You can notice that accuracy achieved on the test data is not very high. This is caused by incorrect labels assigned to some of the images. To identify mislabelled elements we will visualize data.

In order to visualize data we need to generate embeddings. You can do this just by calling `FashionMNISTWithRandomModifications.generate_embeddings()` method. It generates embeddings with UMAP which is one of the techniques used for dimensionality reduction. (Other techniques commonly used in such cases include PCA or t-SNE.)

For visualizations we will use [clusterfun](https://clusterfun.app/) library. It allows us to create a few interactive visualizations. You can find more details in documentation on their website. For visualization of embeddings we will use scatter plot.

Because clusterfun does not support Colab we use small helper function `show_port()` to display plots. You need to copy port number printed by clusterfun and pass it to this function.

Explore embeddings visualization and try to find mislabelled examples.

Hint: To make this scenario simple we randomly change labels in 3 continuous segments based on _id.
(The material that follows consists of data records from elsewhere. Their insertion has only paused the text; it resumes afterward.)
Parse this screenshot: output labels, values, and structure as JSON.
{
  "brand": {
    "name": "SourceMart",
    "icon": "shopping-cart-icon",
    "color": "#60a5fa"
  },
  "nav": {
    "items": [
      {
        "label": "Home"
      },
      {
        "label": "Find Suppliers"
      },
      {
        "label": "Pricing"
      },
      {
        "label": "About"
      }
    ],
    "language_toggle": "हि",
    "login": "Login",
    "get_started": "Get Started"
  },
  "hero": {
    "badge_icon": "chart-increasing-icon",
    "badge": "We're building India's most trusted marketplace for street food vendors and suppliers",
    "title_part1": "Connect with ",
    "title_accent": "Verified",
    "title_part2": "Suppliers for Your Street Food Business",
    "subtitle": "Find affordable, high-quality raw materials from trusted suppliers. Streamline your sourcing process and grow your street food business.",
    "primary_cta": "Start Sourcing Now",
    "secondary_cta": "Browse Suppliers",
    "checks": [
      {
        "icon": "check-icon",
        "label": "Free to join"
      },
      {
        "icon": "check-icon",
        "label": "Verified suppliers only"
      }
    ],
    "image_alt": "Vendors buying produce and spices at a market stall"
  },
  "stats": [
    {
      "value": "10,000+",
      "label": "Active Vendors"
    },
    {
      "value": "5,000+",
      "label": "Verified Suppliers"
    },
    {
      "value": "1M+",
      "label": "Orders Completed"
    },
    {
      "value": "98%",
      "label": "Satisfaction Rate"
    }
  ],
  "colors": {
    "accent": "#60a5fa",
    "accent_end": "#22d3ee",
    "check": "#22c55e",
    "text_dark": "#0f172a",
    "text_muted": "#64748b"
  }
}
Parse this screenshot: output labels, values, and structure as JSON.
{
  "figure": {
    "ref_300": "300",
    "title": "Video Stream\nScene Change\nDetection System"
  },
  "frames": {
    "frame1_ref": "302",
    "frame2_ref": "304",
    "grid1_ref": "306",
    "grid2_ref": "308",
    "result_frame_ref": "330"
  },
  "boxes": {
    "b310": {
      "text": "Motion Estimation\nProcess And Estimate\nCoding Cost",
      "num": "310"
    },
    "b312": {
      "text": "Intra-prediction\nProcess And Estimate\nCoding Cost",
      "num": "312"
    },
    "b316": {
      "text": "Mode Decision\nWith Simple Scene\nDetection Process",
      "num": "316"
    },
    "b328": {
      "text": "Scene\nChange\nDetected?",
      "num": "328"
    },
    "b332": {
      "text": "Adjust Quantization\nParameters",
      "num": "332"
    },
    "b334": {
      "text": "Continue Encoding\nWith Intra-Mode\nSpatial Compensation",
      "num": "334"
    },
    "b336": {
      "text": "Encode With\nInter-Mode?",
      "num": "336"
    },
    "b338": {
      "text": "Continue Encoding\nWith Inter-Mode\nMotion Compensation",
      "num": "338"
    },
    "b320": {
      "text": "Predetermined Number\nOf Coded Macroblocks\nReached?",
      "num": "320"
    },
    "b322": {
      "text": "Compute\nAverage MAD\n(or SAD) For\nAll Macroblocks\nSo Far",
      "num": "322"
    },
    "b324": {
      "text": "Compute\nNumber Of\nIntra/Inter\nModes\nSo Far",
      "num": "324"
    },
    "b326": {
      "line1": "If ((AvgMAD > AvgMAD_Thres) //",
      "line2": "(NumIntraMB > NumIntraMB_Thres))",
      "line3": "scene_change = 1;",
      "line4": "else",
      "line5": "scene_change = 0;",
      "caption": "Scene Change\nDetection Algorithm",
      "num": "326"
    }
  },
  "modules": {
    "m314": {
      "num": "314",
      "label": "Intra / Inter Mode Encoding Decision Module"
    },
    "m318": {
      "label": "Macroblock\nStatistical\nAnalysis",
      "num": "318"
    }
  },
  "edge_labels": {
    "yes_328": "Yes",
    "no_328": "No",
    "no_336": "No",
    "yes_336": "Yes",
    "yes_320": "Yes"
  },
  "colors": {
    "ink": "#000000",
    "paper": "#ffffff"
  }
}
Each segment contains 5000 samples with the same label and a new label is also identical for all elements of the segment.



In [None]:
train_dataset.generate_embeddings(seed=seed)

In [None]:
clt.scatter(train_dataset.dataframe, x='x', y='y', color='label', media='img_path')

Serving plot on http://localhost:39153


PosixPath('/root/.cache/clusterfun/0ad93bd9-38a4-454d-b608-a949dbe44fd3')

In [None]:
# Copy port number from string printed above
# Serving plot on http://localhost:<port_number>
show_port(port_number)

<IPython.core.display.Javascript object>

## Identify and relabel data

Then check how visualization changed.

In [None]:
############## TODO #############
# Identify incorrect labels on visualizations above and change them.
# Use train_dataset.relabel()

In [None]:
############## TODO #############
# Visualize data after changes
# You DO NOT need to recompute embeddings - images are the same, only labels changed

In [None]:
show_port(port_number)

## Retrain the model

After changing labels to the correct ones the model should achieve above 95% accuracy on the test set.

In [None]:
############## TODO #############
# Train model using changed data